CWE-1332
Improper Handling of Faults that Lead to Instruction Skips
The device is missing or incorrectly implements circuitry or sensors that detect and mitigate the skipping of security-critical CPU instructions when they occur.
Mitigation
Phase: Architecture and Design
Description:
- Design strategies for ensuring safe failure if inputs, such as Vcc, are modified out of acceptable ranges.
Mitigation
Phase: Architecture and Design
Description:
- Design strategies for ensuring safe behavior if instructions attempt to be skipped.
Mitigation
Phase: Architecture and Design
Description:
- Identify mission critical secrets that should be wiped if faulting is detected, and design a mechanism to do the deletion.
Mitigation
Phase: Implementation
Description:
- Add redundancy by performing an operation multiple times, either in space or time, and perform majority voting. Additionally, make conditional instruction timing unpredictable.
Mitigation
Phase: Implementation
Description:
- Use redundant operations or canaries to detect and respond to faults.
Mitigation
Phase: Implementation
Description:
- Ensure that fault mitigations are strong enough in practice. For example, a low power detection mechanism that takes 50 clock cycles to trigger at lower voltages may be an insufficient security mechanism if the instruction counter has already progressed with no other CPU activity occurring.

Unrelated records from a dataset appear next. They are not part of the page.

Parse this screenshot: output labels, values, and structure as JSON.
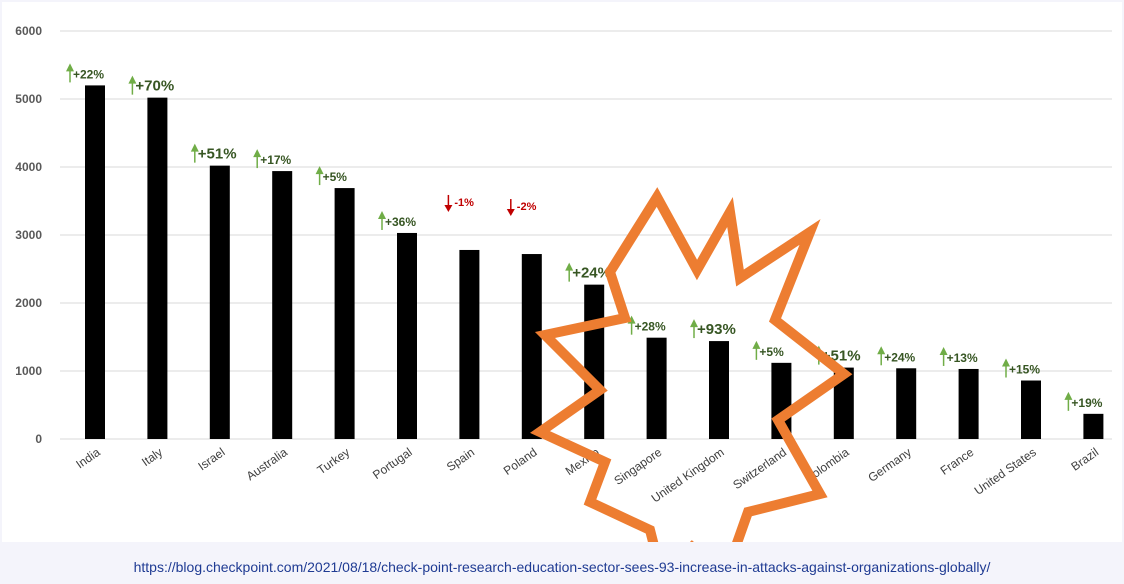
{
  "chart_data": {
    "type": "bar",
    "title": "",
    "xlabel": "",
    "ylabel": "",
    "ylim": [
      0,
      6000
    ],
    "yticks": [
      0,
      1000,
      2000,
      3000,
      4000,
      5000,
      6000
    ],
    "grid": true,
    "categories": [
      "India",
      "Italy",
      "Israel",
      "Australia",
      "Turkey",
      "Portugal",
      "Spain",
      "Poland",
      "Mexico",
      "Singapore",
      "United Kingdom",
      "Switzerland",
      "Colombia",
      "Germany",
      "France",
      "United States",
      "Brazil"
    ],
    "values": [
      5200,
      5020,
      4020,
      3940,
      3690,
      3030,
      2780,
      2720,
      2270,
      1490,
      1440,
      1120,
      1050,
      1040,
      1030,
      860,
      370
    ],
    "changes": [
      "+22%",
      "+70%",
      "+51%",
      "+17%",
      "+5%",
      "+36%",
      "-1%",
      "-2%",
      "+24%",
      "+28%",
      "+93%",
      "+5%",
      "+51%",
      "+24%",
      "+13%",
      "+15%",
      "+19%"
    ],
    "change_directions": [
      "up",
      "up",
      "up",
      "up",
      "up",
      "up",
      "down",
      "down",
      "up",
      "up",
      "up",
      "up",
      "up",
      "up",
      "up",
      "up",
      "up"
    ],
    "colors": {
      "bar": "#000000",
      "up_arrow": "#70ad47",
      "up_text": "#375623",
      "down": "#c00000",
      "starburst": "#ed7d31",
      "grid": "#d9d9d9"
    }
  },
  "source": {
    "url": "https://blog.checkpoint.com/2021/08/18/check-point-research-education-sector-sees-93-increase-in-attacks-against-organizations-globally/"
  }
}
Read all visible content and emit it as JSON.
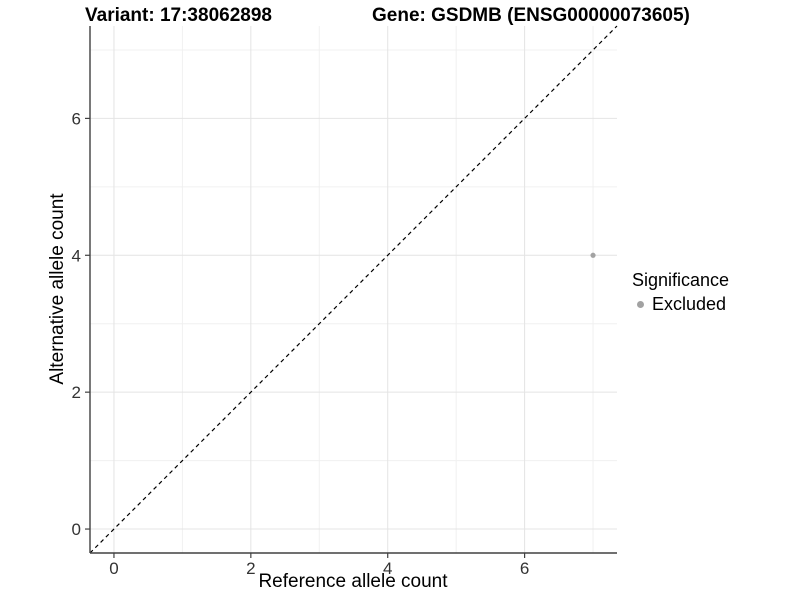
{
  "chart_data": {
    "type": "scatter",
    "title_left": "Variant: 17:38062898",
    "title_right": "Gene: GSDMB (ENSG00000073605)",
    "xlabel": "Reference allele count",
    "ylabel": "Alternative allele count",
    "xlim": [
      -0.35,
      7.35
    ],
    "ylim": [
      -0.35,
      7.35
    ],
    "x_ticks": [
      0,
      2,
      4,
      6
    ],
    "y_ticks": [
      0,
      2,
      4,
      6
    ],
    "x_minor": [
      1,
      3,
      5,
      7
    ],
    "y_minor": [
      1,
      3,
      5,
      7
    ],
    "grid": "on",
    "identity_line": {
      "style": "dashed",
      "color": "#000000"
    },
    "series": [
      {
        "name": "Excluded",
        "color": "#a2a2a2",
        "points": [
          {
            "x": 7,
            "y": 4
          }
        ]
      }
    ],
    "legend": {
      "title": "Significance",
      "position": "right",
      "entries": [
        {
          "label": "Excluded",
          "color": "#a2a2a2"
        }
      ]
    },
    "colors": {
      "grid_major": "#e4e4e4",
      "grid_minor": "#f0f0f0",
      "axis": "#404040",
      "tick_label": "#333333",
      "background": "#ffffff"
    }
  }
}
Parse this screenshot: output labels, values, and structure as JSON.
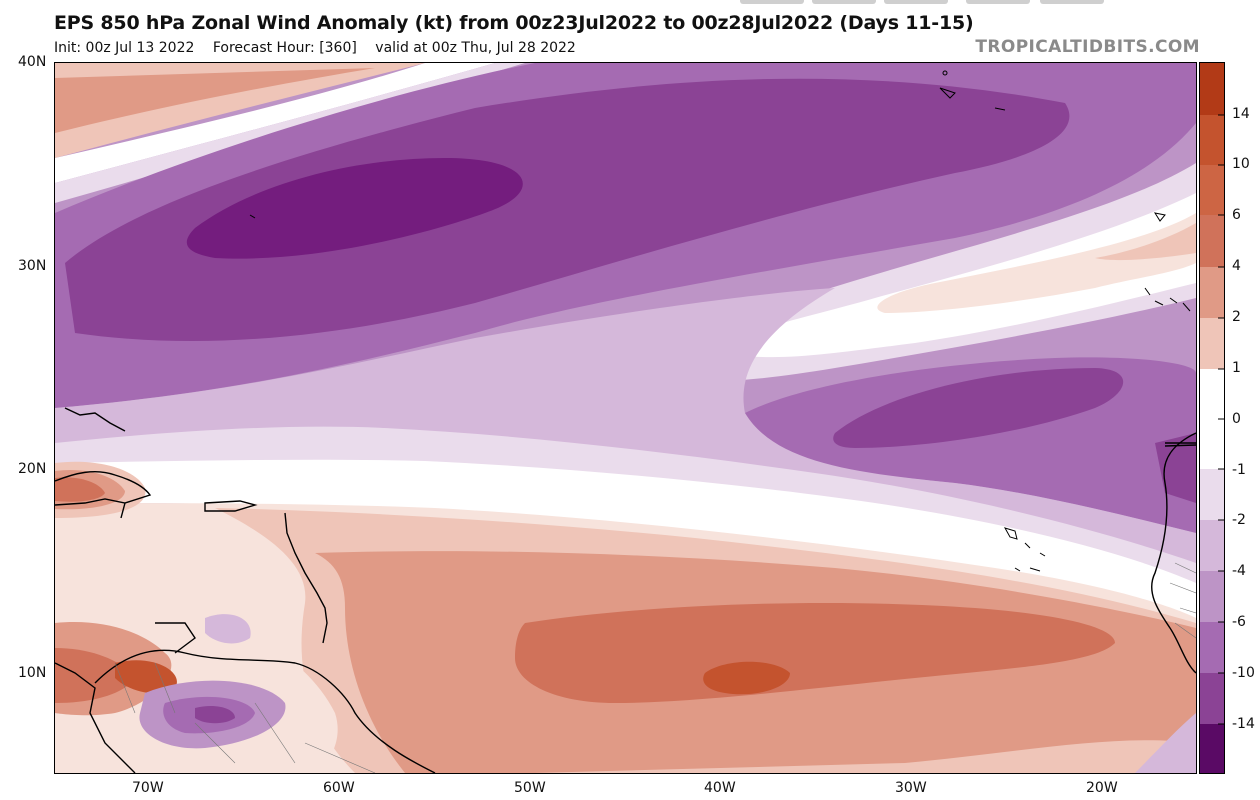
{
  "header": {
    "title": "EPS 850 hPa Zonal Wind Anomaly (kt) from 00z23Jul2022 to 00z28Jul2022 (Days 11-15)",
    "init": "Init: 00z Jul 13 2022",
    "forecast_hour": "Forecast Hour: [360]",
    "valid": "valid at 00z Thu, Jul 28 2022",
    "brand": "TROPICALTIDBITS.COM"
  },
  "map": {
    "lat_labels": [
      "40N",
      "30N",
      "20N",
      "10N"
    ],
    "lon_labels": [
      "70W",
      "60W",
      "50W",
      "40W",
      "30W",
      "20W"
    ],
    "extent": {
      "lon_min": -75,
      "lon_max": -15,
      "lat_min": 5,
      "lat_max": 40
    }
  },
  "colorbar": {
    "labels": [
      "14",
      "10",
      "6",
      "4",
      "2",
      "1",
      "0",
      "-1",
      "-2",
      "-4",
      "-6",
      "-10",
      "-14"
    ],
    "colors": {
      "pos_15": "#b23a17",
      "pos_10": "#c4532e",
      "pos_6": "#d0725a",
      "pos_4": "#e09a86",
      "pos_2": "#efc5b8",
      "pos_1": "#f7e3dc",
      "zero": "#ffffff",
      "neg_1": "#eadcec",
      "neg_2": "#d5b8da",
      "neg_4": "#bd94c6",
      "neg_6": "#a56bb2",
      "neg_10": "#8b4395",
      "neg_14": "#741d7e",
      "neg_15": "#5a0a65"
    }
  }
}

CAPEC-624: Hardware Fault Injection
The adversary uses disruptive signals or events, or alters the physical environment a device operates in, to cause faulty behavior in electronic devices. This can include electromagnetic pulses, laser pulses, clock glitches, ambient temperature extremes, and more. When performed in a controlled manner on devices performing cryptographic operations, this faulty behavior can be exploited to derive secret key information.

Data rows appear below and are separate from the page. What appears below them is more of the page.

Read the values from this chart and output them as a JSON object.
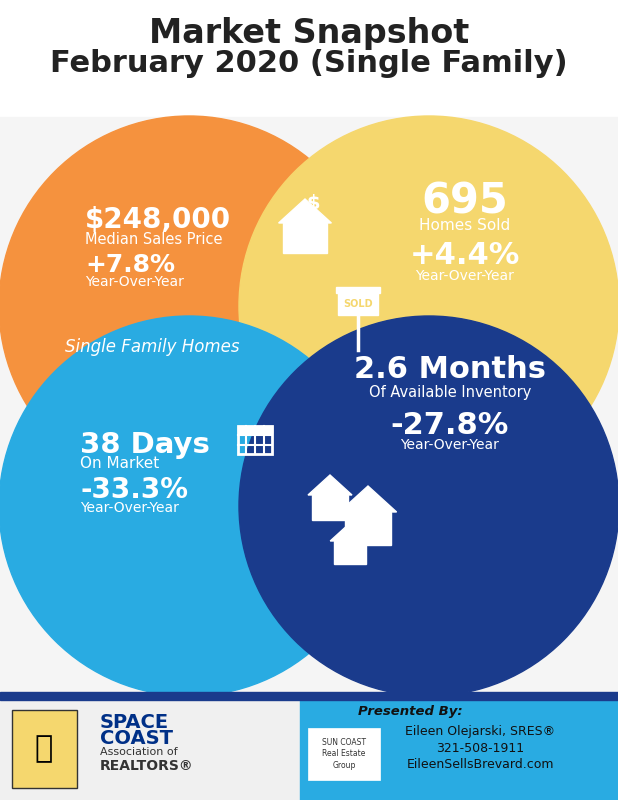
{
  "title_line1": "Market Snapshot",
  "title_line2": "February 2020 (Single Family)",
  "title_fontsize": 26,
  "title_color": "#222222",
  "bg_color": "#ffffff",
  "orange_color": "#F5923E",
  "yellow_color": "#F5D76E",
  "blue_light_color": "#29ABE2",
  "blue_dark_color": "#1A3B8C",
  "white": "#ffffff",
  "top_left": {
    "big_text": "$248,000",
    "sub_text": "Median Sales Price",
    "pct_text": "+7.8%",
    "pct_sub": "Year-Over-Year",
    "label": "Single Family Homes"
  },
  "top_right": {
    "big_text": "695",
    "sub_text": "Homes Sold",
    "pct_text": "+4.4%",
    "pct_sub": "Year-Over-Year"
  },
  "bottom_left": {
    "big_text": "38 Days",
    "sub_text": "On Market",
    "pct_text": "-33.3%",
    "pct_sub": "Year-Over-Year"
  },
  "bottom_right": {
    "big_text": "2.6 Months",
    "sub_text": "Of Available Inventory",
    "pct_text": "-27.8%",
    "pct_sub": "Year-Over-Year"
  },
  "footer": {
    "right_bg": "#29ABE2",
    "presented_by": "Presented By:",
    "name": "Eileen Olejarski, SRES®",
    "phone": "321-508-1911",
    "website": "EileenSellsBrevard.com"
  }
}
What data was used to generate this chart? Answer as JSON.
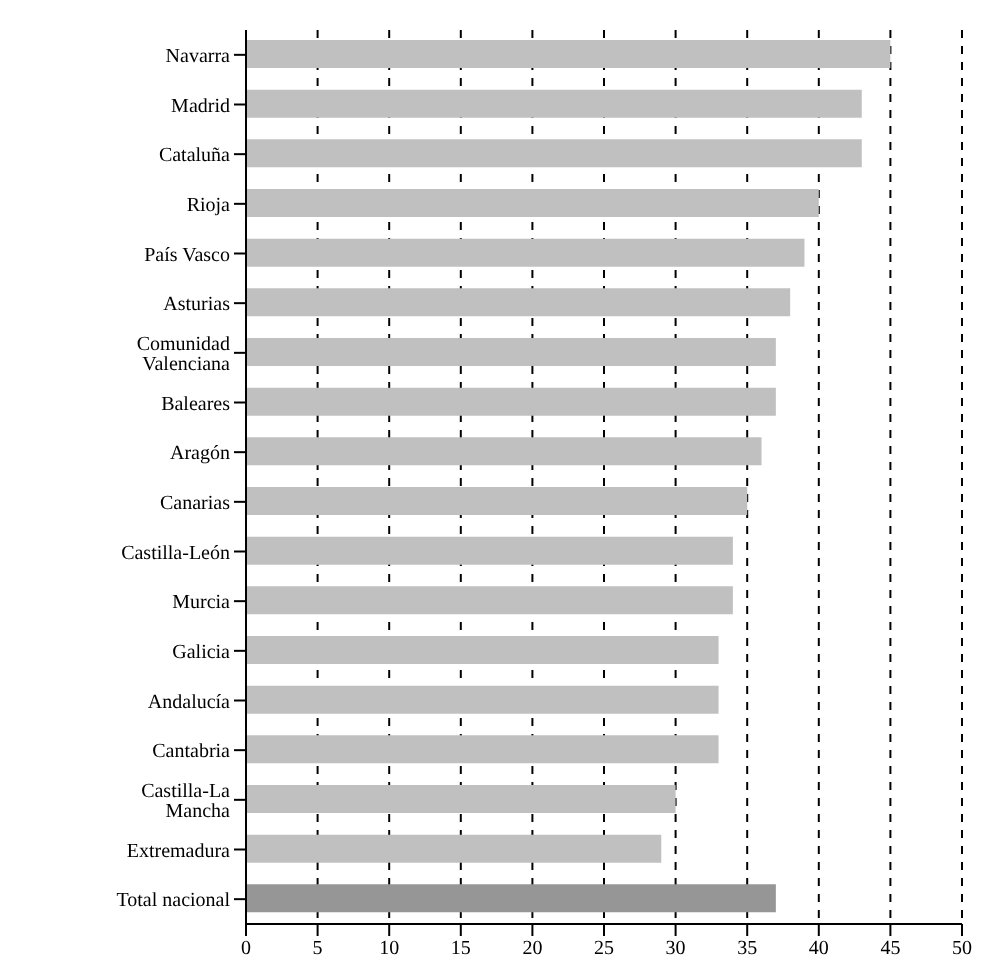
{
  "chart_data": {
    "type": "bar",
    "orientation": "horizontal",
    "categories": [
      "Navarra",
      "Madrid",
      "Cataluña",
      "Rioja",
      "País Vasco",
      "Asturias",
      "Comunidad Valenciana",
      "Baleares",
      "Aragón",
      "Canarias",
      "Castilla-León",
      "Murcia",
      "Galicia",
      "Andalucía",
      "Cantabria",
      "Castilla-La Mancha",
      "Extremadura",
      "Total nacional"
    ],
    "values": [
      45,
      43,
      43,
      40,
      39,
      38,
      37,
      37,
      36,
      35,
      34,
      34,
      33,
      33,
      33,
      30,
      29,
      37
    ],
    "colors": [
      "#c0c0c0",
      "#c0c0c0",
      "#c0c0c0",
      "#c0c0c0",
      "#c0c0c0",
      "#c0c0c0",
      "#c0c0c0",
      "#c0c0c0",
      "#c0c0c0",
      "#c0c0c0",
      "#c0c0c0",
      "#c0c0c0",
      "#c0c0c0",
      "#c0c0c0",
      "#c0c0c0",
      "#c0c0c0",
      "#c0c0c0",
      "#969696"
    ],
    "xlim": [
      0,
      50
    ],
    "xticks": [
      0,
      5,
      10,
      15,
      20,
      25,
      30,
      35,
      40,
      45,
      50
    ],
    "grid": "x",
    "legend": false
  }
}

CAPEC-625: Mobile Device Fault Injection
Fault injection attacks against mobile devices use disruptive signals or events (e.g. electromagnetic pulses, laser pulses, clock glitches, etc.) to cause faulty behavior. When performed in a controlled manner on devices performing cryptographic operations, this faulty behavior can be exploited to derive secret key information. Although this attack usually requires physical control of the mobile device, it is non-destructive, and the device can be used after the attack without any indication that secret keys were compromised.